BOE 7 July 2011 Charter School Discussion V. Sheard 301-949-3372

Another concern is the student selection process. In the last several weeks I have been given at least six interpretations of how the selection process will be handled particularly regarding the Crossway Montessori proposal, the including -- that all the current students in the program at that site and the kids in the residential program will be enrolled, or alternatively, all available slots will be filled by lottery, or some will be enrolled initially from the existing program and then a lottery will fill the remaining slots. County representatives have said that all the resident children and all eligible neighborhoods kids will be enrolled. Crossway has indicated that it will provide funding for any resident kids not accepted into the charter school.

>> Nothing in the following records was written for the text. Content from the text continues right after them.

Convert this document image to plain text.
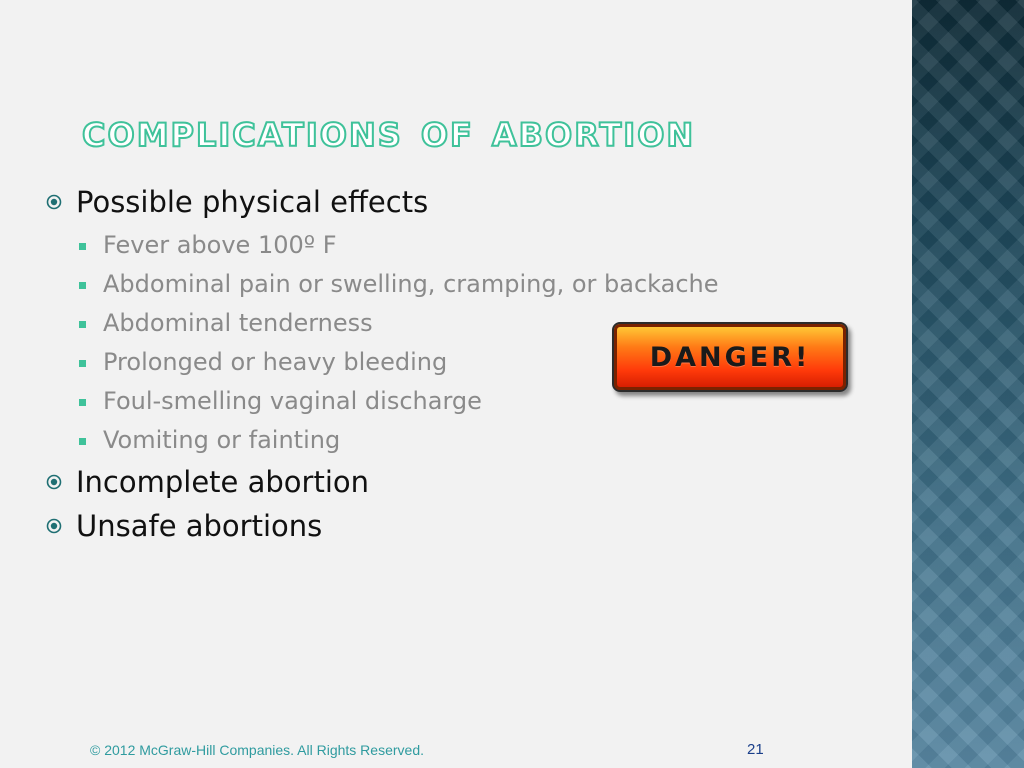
complications of abortion
Possible physical effects
Fever above 100º F
Abdominal pain or swelling, cramping, or backache
Abdominal tenderness
Prolonged or heavy bleeding
Foul-smelling vaginal discharge
Vomiting or fainting
Incomplete abortion
Unsafe abortions
DANGER!
© 2012 McGraw-Hill Companies. All Rights Reserved.	21
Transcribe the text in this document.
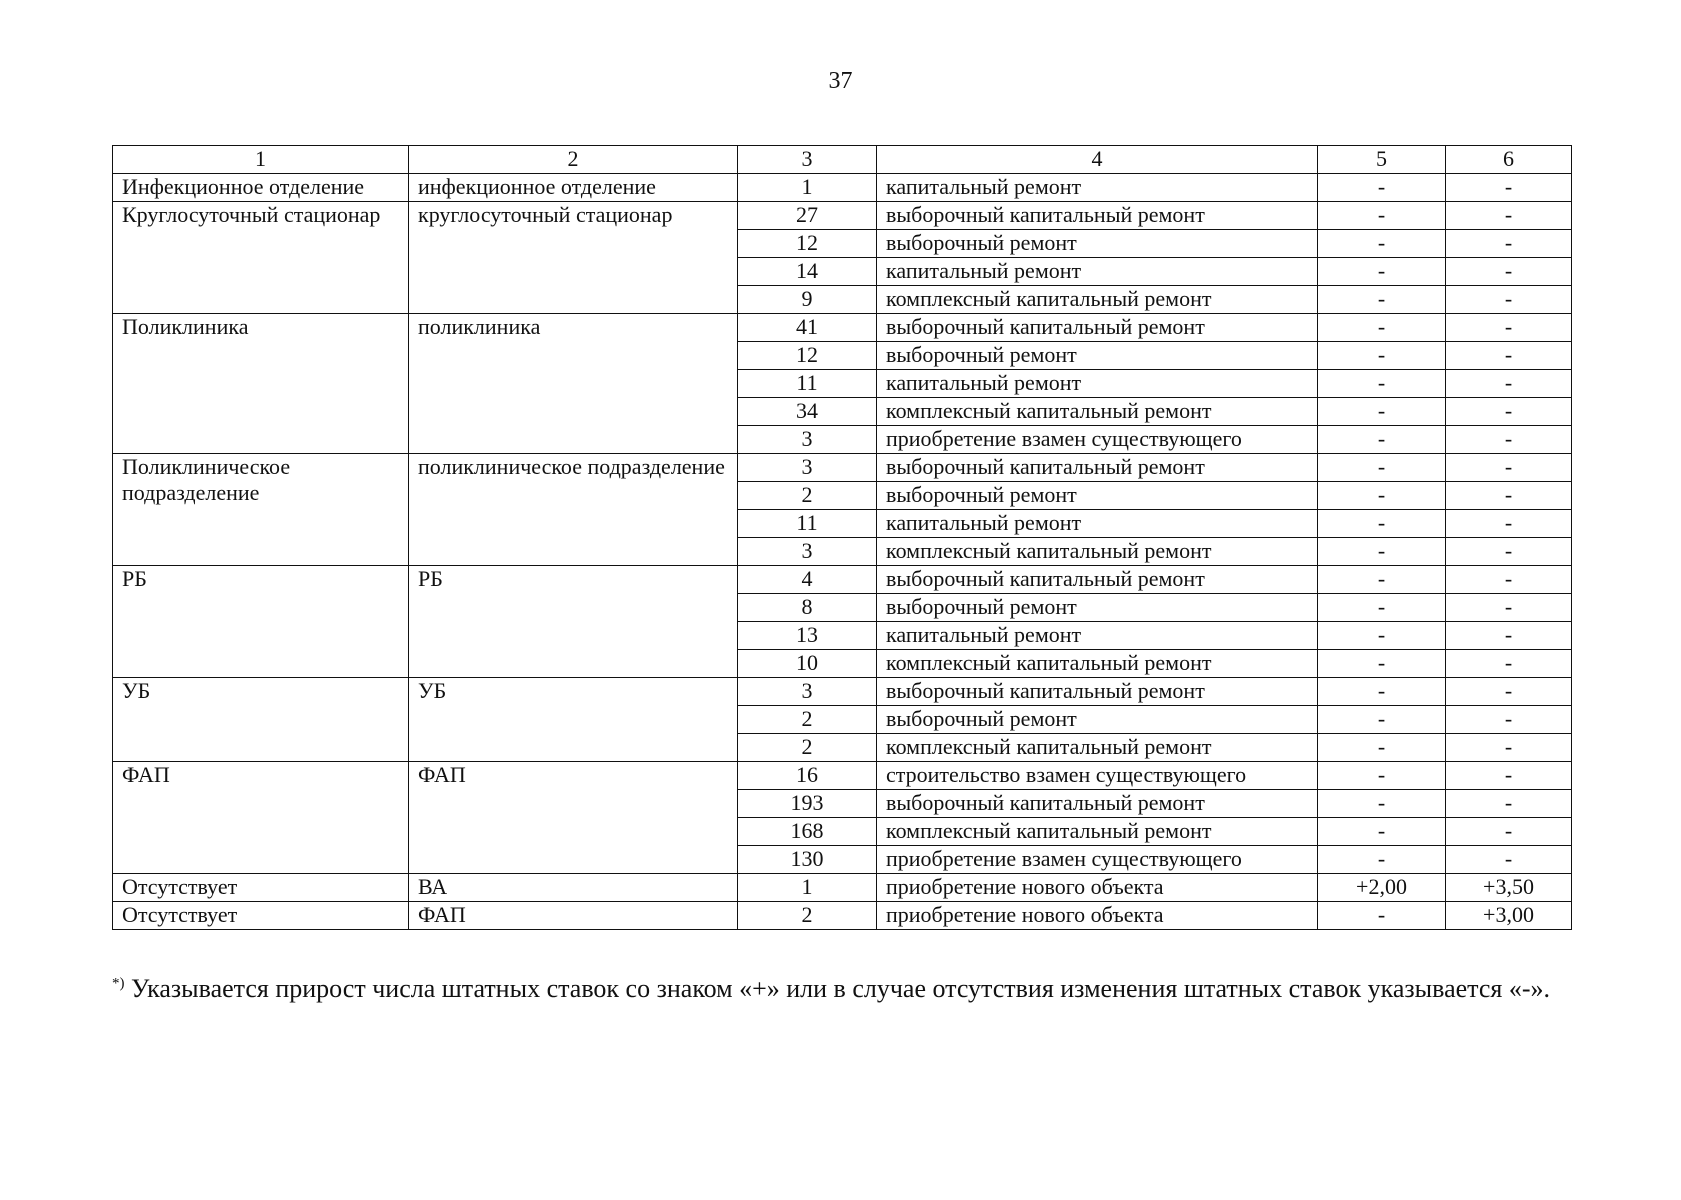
37
1	2	3	4	5	6
Инфекционное отделение	инфекционное отделение	1	капитальный ремонт	-	-
Круглосуточный стационар	круглосуточный стационар	27	выборочный капитальный ремонт	-	-
		12	выборочный ремонт	-	-
		14	капитальный ремонт	-	-
		9	комплексный капитальный ремонт	-	-
Поликлиника	поликлиника	41	выборочный капитальный ремонт	-	-
		12	выборочный ремонт	-	-
		11	капитальный ремонт	-	-
		34	комплексный капитальный ремонт	-	-
		3	приобретение взамен существующего	-	-
Поликлиническое подразделение	поликлиническое подразделение	3	выборочный капитальный ремонт	-	-
		2	выборочный ремонт	-	-
		11	капитальный ремонт	-	-
		3	комплексный капитальный ремонт	-	-
РБ	РБ	4	выборочный капитальный ремонт	-	-
		8	выборочный ремонт	-	-
		13	капитальный ремонт	-	-
		10	комплексный капитальный ремонт	-	-
УБ	УБ	3	выборочный капитальный ремонт	-	-
		2	выборочный ремонт	-	-
		2	комплексный капитальный ремонт	-	-
ФАП	ФАП	16	строительство взамен существующего	-	-
		193	выборочный капитальный ремонт	-	-
		168	комплексный капитальный ремонт	-	-
		130	приобретение взамен существующего	-	-
Отсутствует	ВА	1	приобретение нового объекта	+2,00	+3,50
Отсутствует	ФАП	2	приобретение нового объекта	-	+3,00
*) Указывается прирост числа штатных ставок со знаком «+» или в случае отсутствия изменения штатных ставок указывается «-».
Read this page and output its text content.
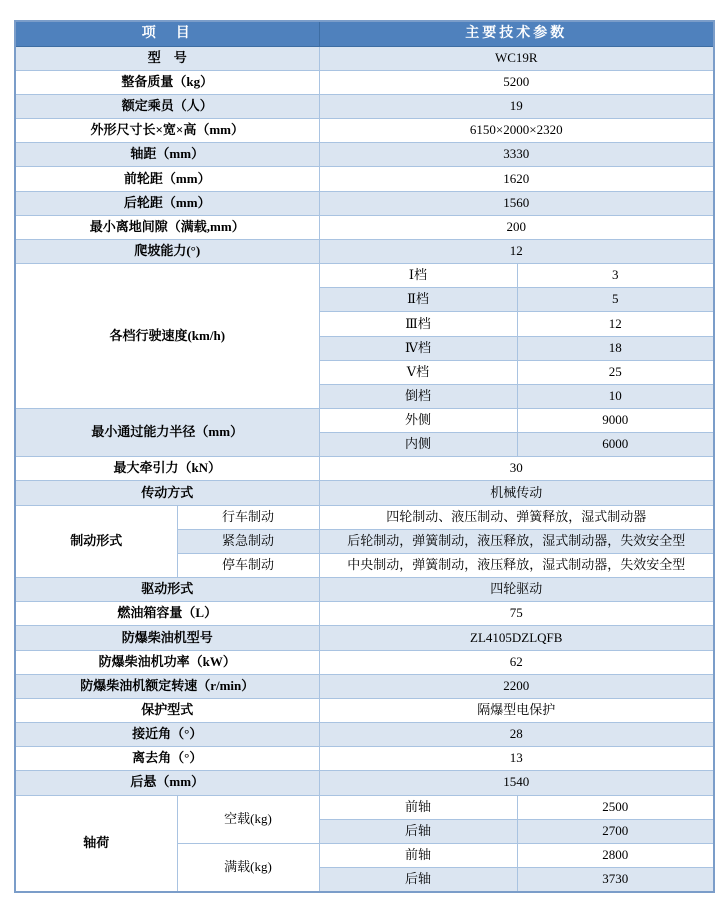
项　目		主要技术参数	
型　号		WC19R	
整备质量（kg）		5200	
额定乘员（人）		19	
外形尺寸长×宽×高（mm）		6150×2000×2320	
轴距（mm）		3330	
前轮距（mm）		1620	
后轮距（mm）		1560	
最小离地间隙（满载,mm）		200	
爬坡能力(°)		12	
各档行驶速度(km/h)		Ⅰ档	3
		Ⅱ档	5
		Ⅲ档	12
		Ⅳ档	18
		Ⅴ档	25
		倒档	10
最小通过能力半径（mm）		外侧	9000
		内侧	6000
最大牵引力（kN）		30	
传动方式		机械传动	
制动形式	行车制动	四轮制动、液压制动、弹簧释放，湿式制动器	
	紧急制动	后轮制动，弹簧制动，液压释放，湿式制动器，失效安全型	
	停车制动	中央制动，弹簧制动，液压释放，湿式制动器，失效安全型	
驱动形式		四轮驱动	
燃油箱容量（L）		75	
防爆柴油机型号		ZL4105DZLQFB	
防爆柴油机功率（kW）		62	
防爆柴油机额定转速（r/min）		2200	
保护型式		隔爆型电保护	
接近角（°）		28	
离去角（°）		13	
后悬（mm）		1540	
轴荷	空载(kg)	前轴	2500
		后轴	2700
	满载(kg)	前轴	2800
		后轴	3730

Crossway will need to address the needs of four different groups of kidsone group are the 80-100 (?) students in the existing Montessori program at the site, another is the 40 or more kids who live at Crossway with their mothers who are part of the Crossway residential program, another group is the neighborhood children (and by the way this site is definitely not in a lowincome area), and the last group is the low-income kids within a mile of the site. I hope you do better in future years to attract the kind of innovative charter school proposals that our kids deserve. I urge you to consider carefully whether your responsibility is to approve one of these applications because it is politically expedient and let the first planning year sort out all the messy details, or not approve either one and engage in a serious effort to solicit innovative applications that represent the best of the best.